Perhaps unsurprisingly, given the politically unignorable horrors care workers have endured during the pandemic, the Biden administration has made small but significant steps in valuing care, as welfare rights activists have been demanding for decades. The American Recovery Plan Act, passed earlier this year, expanded the child tax credit, putting thousands of poverty-relieving dollars into the pockets of families. And Congress is now considering funding for home and community care, among debates over what constitutes “infrastructure.”

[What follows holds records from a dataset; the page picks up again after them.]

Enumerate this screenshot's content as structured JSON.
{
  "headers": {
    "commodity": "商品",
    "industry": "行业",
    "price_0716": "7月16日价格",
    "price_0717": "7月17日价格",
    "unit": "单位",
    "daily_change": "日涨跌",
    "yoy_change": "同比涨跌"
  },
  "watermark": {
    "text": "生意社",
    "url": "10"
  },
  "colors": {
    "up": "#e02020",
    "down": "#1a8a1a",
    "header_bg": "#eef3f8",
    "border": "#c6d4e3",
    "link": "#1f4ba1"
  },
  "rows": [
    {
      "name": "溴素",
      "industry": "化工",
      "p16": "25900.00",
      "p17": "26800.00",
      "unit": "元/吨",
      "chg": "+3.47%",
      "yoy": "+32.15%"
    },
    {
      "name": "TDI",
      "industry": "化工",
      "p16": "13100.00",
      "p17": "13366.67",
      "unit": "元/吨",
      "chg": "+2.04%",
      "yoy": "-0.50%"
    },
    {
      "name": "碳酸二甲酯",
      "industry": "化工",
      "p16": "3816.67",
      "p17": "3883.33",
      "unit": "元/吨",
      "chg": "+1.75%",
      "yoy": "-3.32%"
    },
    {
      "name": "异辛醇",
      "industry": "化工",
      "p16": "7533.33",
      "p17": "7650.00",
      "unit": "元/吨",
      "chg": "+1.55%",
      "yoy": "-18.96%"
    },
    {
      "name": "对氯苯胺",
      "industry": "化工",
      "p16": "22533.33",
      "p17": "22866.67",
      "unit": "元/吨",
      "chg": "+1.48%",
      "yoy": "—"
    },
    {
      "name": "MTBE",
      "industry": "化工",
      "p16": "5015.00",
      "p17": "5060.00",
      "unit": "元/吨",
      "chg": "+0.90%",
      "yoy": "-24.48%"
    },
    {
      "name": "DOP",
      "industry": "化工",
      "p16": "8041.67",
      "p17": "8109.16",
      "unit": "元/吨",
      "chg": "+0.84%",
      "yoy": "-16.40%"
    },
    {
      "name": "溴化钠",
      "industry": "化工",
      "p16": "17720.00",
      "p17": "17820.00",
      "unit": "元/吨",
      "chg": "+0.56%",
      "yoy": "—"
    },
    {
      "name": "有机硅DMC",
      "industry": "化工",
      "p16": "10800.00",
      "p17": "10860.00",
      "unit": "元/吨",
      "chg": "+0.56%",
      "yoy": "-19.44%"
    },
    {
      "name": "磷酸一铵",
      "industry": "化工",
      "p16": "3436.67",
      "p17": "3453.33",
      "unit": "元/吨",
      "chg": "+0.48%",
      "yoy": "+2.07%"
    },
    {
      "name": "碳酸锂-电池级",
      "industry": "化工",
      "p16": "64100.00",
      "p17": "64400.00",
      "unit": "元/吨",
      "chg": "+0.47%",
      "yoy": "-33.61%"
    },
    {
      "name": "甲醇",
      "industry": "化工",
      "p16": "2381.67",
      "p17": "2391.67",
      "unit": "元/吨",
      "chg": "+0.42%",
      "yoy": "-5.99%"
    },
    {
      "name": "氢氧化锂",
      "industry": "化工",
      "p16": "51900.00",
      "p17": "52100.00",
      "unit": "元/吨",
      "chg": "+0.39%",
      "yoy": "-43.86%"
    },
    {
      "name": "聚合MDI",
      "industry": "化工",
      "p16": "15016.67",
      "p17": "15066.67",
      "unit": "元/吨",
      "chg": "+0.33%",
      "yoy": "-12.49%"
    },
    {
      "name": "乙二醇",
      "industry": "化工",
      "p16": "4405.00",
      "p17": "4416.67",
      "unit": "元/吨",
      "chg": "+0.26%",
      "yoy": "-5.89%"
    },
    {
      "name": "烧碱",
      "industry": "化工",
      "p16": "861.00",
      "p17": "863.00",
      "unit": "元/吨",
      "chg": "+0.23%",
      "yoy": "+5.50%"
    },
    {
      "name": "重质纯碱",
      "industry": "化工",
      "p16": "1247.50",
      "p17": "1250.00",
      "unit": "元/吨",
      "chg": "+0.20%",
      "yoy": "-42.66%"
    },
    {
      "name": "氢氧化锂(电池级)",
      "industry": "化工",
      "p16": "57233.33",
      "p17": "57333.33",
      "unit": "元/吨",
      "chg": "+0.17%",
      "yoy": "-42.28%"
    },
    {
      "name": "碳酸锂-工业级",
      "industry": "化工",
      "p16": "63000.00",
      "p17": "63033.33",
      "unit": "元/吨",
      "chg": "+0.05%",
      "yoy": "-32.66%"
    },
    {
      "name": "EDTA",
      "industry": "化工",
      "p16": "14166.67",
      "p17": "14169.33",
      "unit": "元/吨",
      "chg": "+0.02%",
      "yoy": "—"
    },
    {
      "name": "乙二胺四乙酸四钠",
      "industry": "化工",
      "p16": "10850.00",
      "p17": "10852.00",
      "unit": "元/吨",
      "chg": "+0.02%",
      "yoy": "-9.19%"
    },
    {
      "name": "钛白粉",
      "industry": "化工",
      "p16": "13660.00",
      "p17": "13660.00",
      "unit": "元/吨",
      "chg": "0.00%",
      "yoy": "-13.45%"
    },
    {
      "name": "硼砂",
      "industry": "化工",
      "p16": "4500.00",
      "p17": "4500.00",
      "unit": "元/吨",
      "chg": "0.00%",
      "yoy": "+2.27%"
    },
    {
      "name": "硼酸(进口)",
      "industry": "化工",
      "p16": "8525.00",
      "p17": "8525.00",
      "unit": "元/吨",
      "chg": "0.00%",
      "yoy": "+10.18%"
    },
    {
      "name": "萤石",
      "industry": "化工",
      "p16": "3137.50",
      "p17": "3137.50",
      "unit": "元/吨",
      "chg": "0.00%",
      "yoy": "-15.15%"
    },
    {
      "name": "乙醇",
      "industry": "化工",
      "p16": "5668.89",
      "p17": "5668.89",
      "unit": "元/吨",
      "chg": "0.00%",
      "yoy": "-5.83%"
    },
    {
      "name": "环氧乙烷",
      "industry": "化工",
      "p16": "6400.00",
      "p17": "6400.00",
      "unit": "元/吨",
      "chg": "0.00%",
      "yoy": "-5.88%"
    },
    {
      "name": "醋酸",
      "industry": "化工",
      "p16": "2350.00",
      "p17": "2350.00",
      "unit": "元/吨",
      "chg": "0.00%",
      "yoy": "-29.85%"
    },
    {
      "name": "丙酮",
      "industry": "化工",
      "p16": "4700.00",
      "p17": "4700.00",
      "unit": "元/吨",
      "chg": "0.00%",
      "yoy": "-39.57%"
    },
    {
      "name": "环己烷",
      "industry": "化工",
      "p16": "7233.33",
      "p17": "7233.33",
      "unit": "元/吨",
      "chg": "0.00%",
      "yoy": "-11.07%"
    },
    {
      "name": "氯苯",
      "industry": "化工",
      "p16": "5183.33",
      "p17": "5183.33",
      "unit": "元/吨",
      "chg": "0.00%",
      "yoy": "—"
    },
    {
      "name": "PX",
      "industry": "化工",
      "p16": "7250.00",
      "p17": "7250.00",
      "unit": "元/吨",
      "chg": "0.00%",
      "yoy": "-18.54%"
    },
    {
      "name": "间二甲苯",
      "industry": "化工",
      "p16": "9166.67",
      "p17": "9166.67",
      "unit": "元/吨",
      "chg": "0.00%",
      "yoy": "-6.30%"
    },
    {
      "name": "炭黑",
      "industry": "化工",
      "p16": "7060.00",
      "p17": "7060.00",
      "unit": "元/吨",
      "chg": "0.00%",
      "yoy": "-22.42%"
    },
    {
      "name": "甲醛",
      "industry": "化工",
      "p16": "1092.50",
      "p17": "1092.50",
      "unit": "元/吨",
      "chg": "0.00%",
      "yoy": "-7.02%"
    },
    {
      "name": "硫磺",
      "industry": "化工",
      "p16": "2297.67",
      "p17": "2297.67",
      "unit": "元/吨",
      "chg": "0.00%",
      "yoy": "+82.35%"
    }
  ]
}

Such public investment is critical, so Biden’s moves should be applauded. But any system where those subsidies go to privately run and for-profit care is bound to value profit over the needs of people. Both Dowling and Winant convincingly identify the public-private configuration of the care economy, not just austerity, as fatal for any world that truly wishes to treat care and its practitioners as “essential.”

To end the care crisis, Dowling concludes, “we must reclaim the means to care from the prerogatives of profitability and put better ways of valuing care into practice.”

It’s a system-shifting ask, but necessary. After all, Winant writes, “we all need care.”

•••

The Next Shift: The Fall of Industry and the Rise of Healthcare in Rust Belt America
By Gabriel Winant
Harvard University Press; March 2021

The Care Crisis: What Caused It and How Can We End It?